I lavoratori occidentali sono chiamati a schierarsi.

Sono chiamati a respingere e denunciare la canea di criminalizzazione contro i lavoratori immigrati -innanzitutto quelli musulmani-, fatta di retate, arresti ed espulsioni di massa, di provvedimenti cosiddetti “anti-terrorismo” varati dal governo Berlusconi, che, puntando a  terrorizzare e colpire la massa degli immigrati, rappresentano una minaccia che non tarderà a far vedere i suoi effetti anche contro l’insieme dei lavoratori e degli sfruttati, anche di quelli italiani.

Abbracciare un coerente indirizzo di battaglia contro la guerra in Iraq e a sostegno della resistenza degli iracheni e degli sfruttati di tutto il Sud ed Est del mondo è interesse primario dei lavoratori occidentali, perché è anche l’unica strada per poter riprendere un’iniziativa che punti a difendere i propri stessi interessi, colpiti nei posti di lavoro e nella società con la riduzione del potere d’acquisto dei salari, la precarizzazione, la restrizione degli spazi di agibilità sindacale, i tagli al welfare, la crescente subordinazione dell’esistenza alle esigenze inumane del mercato capitalistico, ecc.. La morsa che i “nostri” governi e le forze sociali che li sostengono vogliono imporre sull’Iraq rappresenta il lato più crudo di una morsa complessiva che questi stessi poteri sono determinati a imporre sull’intero mondo del lavoro: sono due facce di un’unitaria politica condotta da tutti i governi d’Occidente, dal governo Berlusconi e, non ne dubitiamo, anche dal governo di centro-sinistra che dovesse rimpiazzarlo.
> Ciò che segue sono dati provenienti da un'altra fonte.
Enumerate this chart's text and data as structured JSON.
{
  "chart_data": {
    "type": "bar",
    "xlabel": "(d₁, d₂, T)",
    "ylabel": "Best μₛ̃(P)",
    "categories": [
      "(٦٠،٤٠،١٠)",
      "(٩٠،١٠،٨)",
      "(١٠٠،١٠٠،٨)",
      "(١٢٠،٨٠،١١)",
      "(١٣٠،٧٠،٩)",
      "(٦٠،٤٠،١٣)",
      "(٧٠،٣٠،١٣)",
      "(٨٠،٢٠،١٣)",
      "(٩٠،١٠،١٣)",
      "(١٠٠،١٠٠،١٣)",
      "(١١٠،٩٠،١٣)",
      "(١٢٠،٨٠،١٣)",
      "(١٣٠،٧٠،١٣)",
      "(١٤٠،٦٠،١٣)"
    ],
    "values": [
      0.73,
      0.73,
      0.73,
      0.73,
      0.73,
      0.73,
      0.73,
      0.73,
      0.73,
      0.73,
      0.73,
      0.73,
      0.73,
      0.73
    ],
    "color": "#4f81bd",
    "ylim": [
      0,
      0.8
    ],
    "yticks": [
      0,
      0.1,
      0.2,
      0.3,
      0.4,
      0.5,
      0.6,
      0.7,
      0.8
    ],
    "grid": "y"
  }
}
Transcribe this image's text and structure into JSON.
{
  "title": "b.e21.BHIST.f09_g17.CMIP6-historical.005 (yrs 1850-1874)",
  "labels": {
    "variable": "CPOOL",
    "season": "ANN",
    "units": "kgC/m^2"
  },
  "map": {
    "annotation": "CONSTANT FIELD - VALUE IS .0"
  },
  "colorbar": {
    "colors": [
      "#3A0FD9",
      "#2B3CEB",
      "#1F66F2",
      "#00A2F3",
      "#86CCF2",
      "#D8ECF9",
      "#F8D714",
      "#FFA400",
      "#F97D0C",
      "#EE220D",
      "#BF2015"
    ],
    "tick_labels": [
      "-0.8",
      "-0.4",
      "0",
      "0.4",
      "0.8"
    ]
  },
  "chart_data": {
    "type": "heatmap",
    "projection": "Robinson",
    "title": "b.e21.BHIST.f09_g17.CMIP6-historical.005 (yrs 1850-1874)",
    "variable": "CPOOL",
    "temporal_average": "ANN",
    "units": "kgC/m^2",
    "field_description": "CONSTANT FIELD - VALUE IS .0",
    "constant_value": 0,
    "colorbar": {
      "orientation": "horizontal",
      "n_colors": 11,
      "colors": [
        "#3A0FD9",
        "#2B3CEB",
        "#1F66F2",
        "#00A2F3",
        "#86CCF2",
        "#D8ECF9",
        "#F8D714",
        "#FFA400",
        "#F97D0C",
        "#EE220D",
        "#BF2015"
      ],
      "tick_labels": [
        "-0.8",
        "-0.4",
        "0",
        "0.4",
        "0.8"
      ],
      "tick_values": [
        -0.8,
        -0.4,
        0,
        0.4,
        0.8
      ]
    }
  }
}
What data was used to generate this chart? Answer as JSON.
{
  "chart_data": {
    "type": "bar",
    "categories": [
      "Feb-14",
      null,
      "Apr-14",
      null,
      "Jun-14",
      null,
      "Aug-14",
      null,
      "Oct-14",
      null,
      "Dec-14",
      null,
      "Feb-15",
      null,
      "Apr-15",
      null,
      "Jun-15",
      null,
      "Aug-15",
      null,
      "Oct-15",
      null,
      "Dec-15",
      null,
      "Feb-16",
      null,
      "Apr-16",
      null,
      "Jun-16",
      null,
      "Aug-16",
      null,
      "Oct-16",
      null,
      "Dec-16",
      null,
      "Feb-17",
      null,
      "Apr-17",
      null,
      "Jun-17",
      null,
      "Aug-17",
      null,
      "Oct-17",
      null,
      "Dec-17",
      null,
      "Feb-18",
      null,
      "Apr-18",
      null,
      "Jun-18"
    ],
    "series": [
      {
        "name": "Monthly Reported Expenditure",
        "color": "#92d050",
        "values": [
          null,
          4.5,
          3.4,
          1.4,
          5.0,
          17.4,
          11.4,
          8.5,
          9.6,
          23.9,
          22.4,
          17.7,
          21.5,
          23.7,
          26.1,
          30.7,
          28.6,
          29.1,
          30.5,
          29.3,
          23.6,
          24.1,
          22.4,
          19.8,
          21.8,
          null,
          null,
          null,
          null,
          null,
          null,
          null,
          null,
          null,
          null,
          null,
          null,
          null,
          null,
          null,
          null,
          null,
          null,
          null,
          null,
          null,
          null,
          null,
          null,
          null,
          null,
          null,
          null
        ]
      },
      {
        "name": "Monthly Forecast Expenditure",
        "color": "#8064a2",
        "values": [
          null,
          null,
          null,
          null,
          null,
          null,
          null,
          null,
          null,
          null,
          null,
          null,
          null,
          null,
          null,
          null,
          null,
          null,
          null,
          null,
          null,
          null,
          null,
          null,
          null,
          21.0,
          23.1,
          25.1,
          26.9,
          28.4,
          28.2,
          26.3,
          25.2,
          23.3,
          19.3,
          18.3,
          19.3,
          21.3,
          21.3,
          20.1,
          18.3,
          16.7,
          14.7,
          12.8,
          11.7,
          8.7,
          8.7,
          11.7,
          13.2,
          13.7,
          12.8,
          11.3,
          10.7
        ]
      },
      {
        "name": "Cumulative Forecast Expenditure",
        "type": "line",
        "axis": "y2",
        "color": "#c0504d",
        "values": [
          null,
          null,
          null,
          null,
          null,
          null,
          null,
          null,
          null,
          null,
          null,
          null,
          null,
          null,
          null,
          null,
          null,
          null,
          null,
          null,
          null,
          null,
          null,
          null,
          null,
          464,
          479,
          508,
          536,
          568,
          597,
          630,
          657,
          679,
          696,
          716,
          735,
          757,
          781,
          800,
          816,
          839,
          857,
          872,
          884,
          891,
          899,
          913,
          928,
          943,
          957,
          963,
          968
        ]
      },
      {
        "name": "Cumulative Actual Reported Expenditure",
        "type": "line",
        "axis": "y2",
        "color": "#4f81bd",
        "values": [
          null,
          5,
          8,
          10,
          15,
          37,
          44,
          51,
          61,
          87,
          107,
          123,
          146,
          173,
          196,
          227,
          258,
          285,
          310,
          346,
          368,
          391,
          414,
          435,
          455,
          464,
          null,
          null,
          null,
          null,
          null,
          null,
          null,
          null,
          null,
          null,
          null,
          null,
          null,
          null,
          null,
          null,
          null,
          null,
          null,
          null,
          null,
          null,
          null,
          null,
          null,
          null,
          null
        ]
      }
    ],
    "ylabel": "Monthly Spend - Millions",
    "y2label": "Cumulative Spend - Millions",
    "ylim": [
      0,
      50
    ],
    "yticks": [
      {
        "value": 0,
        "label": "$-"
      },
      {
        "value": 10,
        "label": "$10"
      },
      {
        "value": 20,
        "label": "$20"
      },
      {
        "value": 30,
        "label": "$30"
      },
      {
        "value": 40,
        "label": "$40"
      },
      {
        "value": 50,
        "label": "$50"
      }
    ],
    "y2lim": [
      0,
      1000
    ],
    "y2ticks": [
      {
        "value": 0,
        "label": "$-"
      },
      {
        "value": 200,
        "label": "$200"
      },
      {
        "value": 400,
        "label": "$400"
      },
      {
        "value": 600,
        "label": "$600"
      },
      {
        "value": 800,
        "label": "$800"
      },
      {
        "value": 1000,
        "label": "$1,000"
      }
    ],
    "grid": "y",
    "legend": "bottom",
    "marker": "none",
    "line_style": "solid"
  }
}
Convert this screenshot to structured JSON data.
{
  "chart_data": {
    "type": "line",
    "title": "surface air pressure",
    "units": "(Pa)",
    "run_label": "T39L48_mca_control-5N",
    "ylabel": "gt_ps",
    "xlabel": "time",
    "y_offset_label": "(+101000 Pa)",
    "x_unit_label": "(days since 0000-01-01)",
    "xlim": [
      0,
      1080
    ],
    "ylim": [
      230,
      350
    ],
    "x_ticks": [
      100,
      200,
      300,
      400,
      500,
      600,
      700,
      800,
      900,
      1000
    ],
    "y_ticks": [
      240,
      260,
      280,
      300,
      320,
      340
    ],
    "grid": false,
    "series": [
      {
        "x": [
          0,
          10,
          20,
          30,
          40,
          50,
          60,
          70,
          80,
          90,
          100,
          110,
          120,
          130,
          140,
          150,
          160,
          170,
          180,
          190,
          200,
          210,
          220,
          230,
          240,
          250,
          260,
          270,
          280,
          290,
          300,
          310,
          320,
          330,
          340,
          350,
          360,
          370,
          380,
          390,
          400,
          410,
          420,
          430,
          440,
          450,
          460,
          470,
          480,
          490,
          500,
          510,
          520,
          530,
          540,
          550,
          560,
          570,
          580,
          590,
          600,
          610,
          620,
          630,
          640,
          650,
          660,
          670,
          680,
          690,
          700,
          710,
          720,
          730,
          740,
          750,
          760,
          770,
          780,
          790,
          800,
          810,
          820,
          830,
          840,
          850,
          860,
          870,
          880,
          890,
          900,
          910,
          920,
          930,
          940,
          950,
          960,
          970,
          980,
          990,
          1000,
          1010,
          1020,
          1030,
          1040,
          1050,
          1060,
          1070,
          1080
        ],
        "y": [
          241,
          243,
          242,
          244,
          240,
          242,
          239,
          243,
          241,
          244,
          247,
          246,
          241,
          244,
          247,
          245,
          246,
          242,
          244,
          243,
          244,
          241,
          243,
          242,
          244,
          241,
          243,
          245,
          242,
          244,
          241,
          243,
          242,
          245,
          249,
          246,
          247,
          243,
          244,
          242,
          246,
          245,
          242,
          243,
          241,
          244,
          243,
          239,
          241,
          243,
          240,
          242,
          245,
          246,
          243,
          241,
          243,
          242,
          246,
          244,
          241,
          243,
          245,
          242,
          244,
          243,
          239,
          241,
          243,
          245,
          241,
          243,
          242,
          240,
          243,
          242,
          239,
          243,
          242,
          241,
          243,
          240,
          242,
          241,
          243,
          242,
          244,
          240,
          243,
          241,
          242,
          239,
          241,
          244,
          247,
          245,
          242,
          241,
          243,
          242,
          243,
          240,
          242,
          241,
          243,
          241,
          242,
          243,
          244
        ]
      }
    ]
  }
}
Solo unitariamente potranno essere denunciate e combattute. Lo hanno iniziato a comprendere i lavoratori degli Stati Uniti che hanno dato seguito alla denuncia e alla mobilitazione contro la guerra, evidenziando, nelle iniziative dei familiari dei soldati e nelle dichiarazioni di molte importanti organizzazioni sindacali, lo stretto legame con la lotta contro l’attacco sul fronte interno alle loro condizioni di lavoro e di vita. Anche qui in Europa siamo chiamati a fare altrettanto, abbandonando ogni illusione su una inesistente vocazione “pacifista” e “sociale” dell’Europa e denunciando fino in fondo per quanto ci compete l’imperialismo di casa nostra, italiano ed europeo, che concorre a tutti gli effetti, con il capofila americano, a depredare e saccheggiare l’intero pianeta.

 

Tutti questi temi sono posti sul tappeto e necessitano di una presa in carico e chiarificazione collettive attraverso un’organizzazione stabile della discussione, della denuncia, delle iniziative. L’esperienza di questi ultimi anni ha insegnato che l’opposizione alle aggressioni occidentali ai popoli del Sud e dell’Est del mondo rimane impotente finché resta confinata nel foro interno delle coscienze individuali o trova espressione, al più, nell’esposizione di una bandiera o in una manifestazione ogni tanto. Affinché questa opposizione diventi una “vera superpotenza” in grado di sbarrare la strada alle politiche dell’imperialismo, c’è bisogno che essa si organizzi stabilmente e mondialmente, c’è bisogno che in questo percorso essa riconosca nella massa dei lavoratori il protagonista della lotta contro la guerra e verso di essa rivolga la sua instancabile iniziativa di propaganda, di denuncia e di indirizzo politico.